Yönetimdeki taraflı ve adaletsiz uygulamalar: Toplumda benimsenen yönetim sistemindeki eksikliklerin gerek yönetimdekiler, gerekse art niyetli bireyler tarafından kötüye kullanılması yine barışı bozabilmektedir. Böyle durumlar, hem sisteme hemde yönetime olan güveni azaltarak huzursuzluğu büyütebilmektedir.
Toplumsal bağlılığı sağlayan değerlerin zayıflaması: Bilindiği üzere bireyleri birbirine bağlayan milliyet, din, ahlak ,kültür gibi değerler ile toplum halinde barış içinde yaşamak mümkündür. Bu değerler zayıflar veya kaybolursa yine barış bozulacaktır.
Sosyal mühendislik ve yanlış yönlendirmeler: Gerek bilinçli gerekse bilinçsiz olarak toplumdaki ihtilaflı konular sürekli gündemde tutularak ayrılıklar derinleştirilebilir. Böylece bireylerin birbirlerine olan bağlılıklarını zayıflatma ile barış bozulabilmektedir.
Evrensel Hak-Hukuk kavramlarının yok sayılarak uygulanmaması : Yönetim sistemleri, birey ve toplulukların haklarını koruma amacı taşısada evrensal kıstaslara uyulmayarak bazı ayrıcalıklar sonucu barış bozulup çatışmalara neden olabilmektedir.
Barışın Korunması için öngörüler
Huzurlu ve yenilikçi toplumsal hayatın en önemli öğesi, barış içinde yaşamaktır. Malesef yukarıda açıklanan nedenler dikkate alındığında bireyler ve gruplaşmalar sonucu toplumsal barışın çoğunlukla bozulma eğiliminde olduğu görülmektedir. Bu bağlamda toplumsal barışı korumak amacıyla aşağıdaki hususların gözönünde bulundurulması uygun olacaktır.
- Toplumsal bağlılığı sağlayan değerlerin korunması ve istismar edilmemesi
- Özellikle öncelikli olarak adalet sistemi tam tesis edilmeli ve içselleştirilmelidir.
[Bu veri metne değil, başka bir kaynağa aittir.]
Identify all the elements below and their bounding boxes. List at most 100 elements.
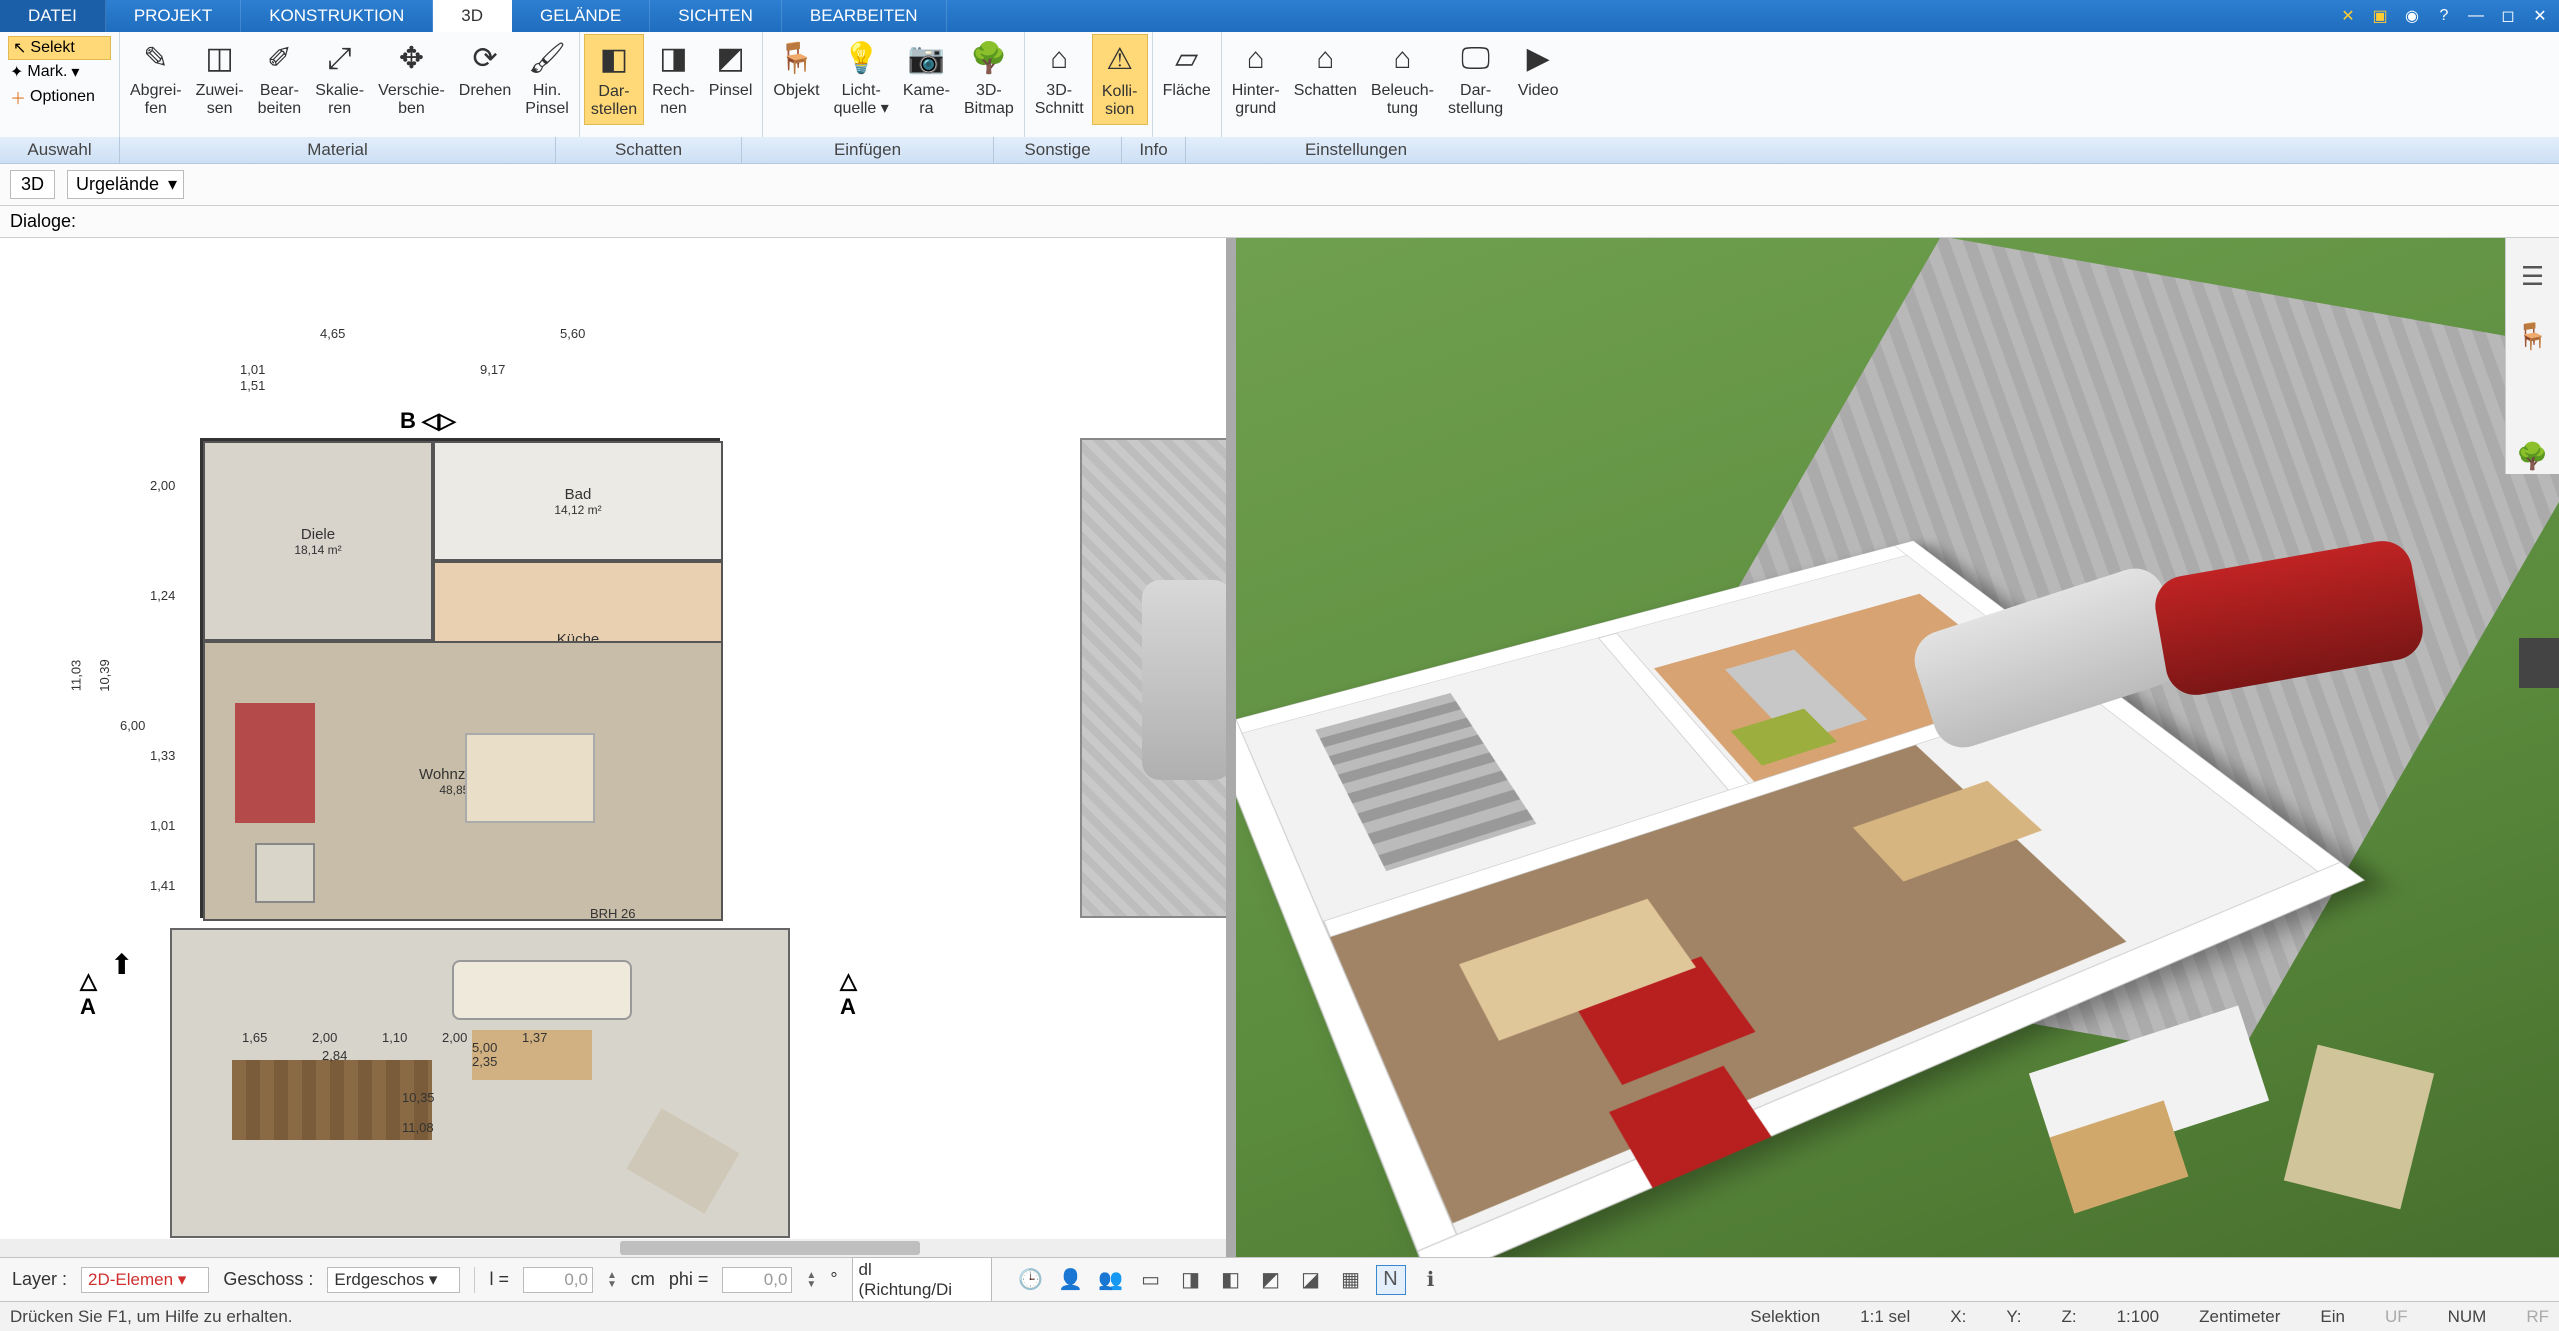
video-button[interactable]: ▶Video xyxy=(1511,34,1565,104)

Bu amaçla önceki yazımda adalet ve bilgi toplumu modeli [1] önerilmiştir.
- Empati kurma niteliği kültürel olarak geliştirlmelidir.
- Ben yerine biz kavramı içselleştirilmeli bencil davranışlar an aza indirilmelidir.
- Toplumsal bağları güçlendiren kültürel değerler yıpratılmamlıdır.
- Toplumu yanlış yönlendirme çabaları en aza indirilmelidir.
- Yöneticilerin her şart altında tarafsız ve adil olmaları sağlanmalıdır.
- Evrensek hak ve hukuk kurallarına uyulması sağlanmalıdır.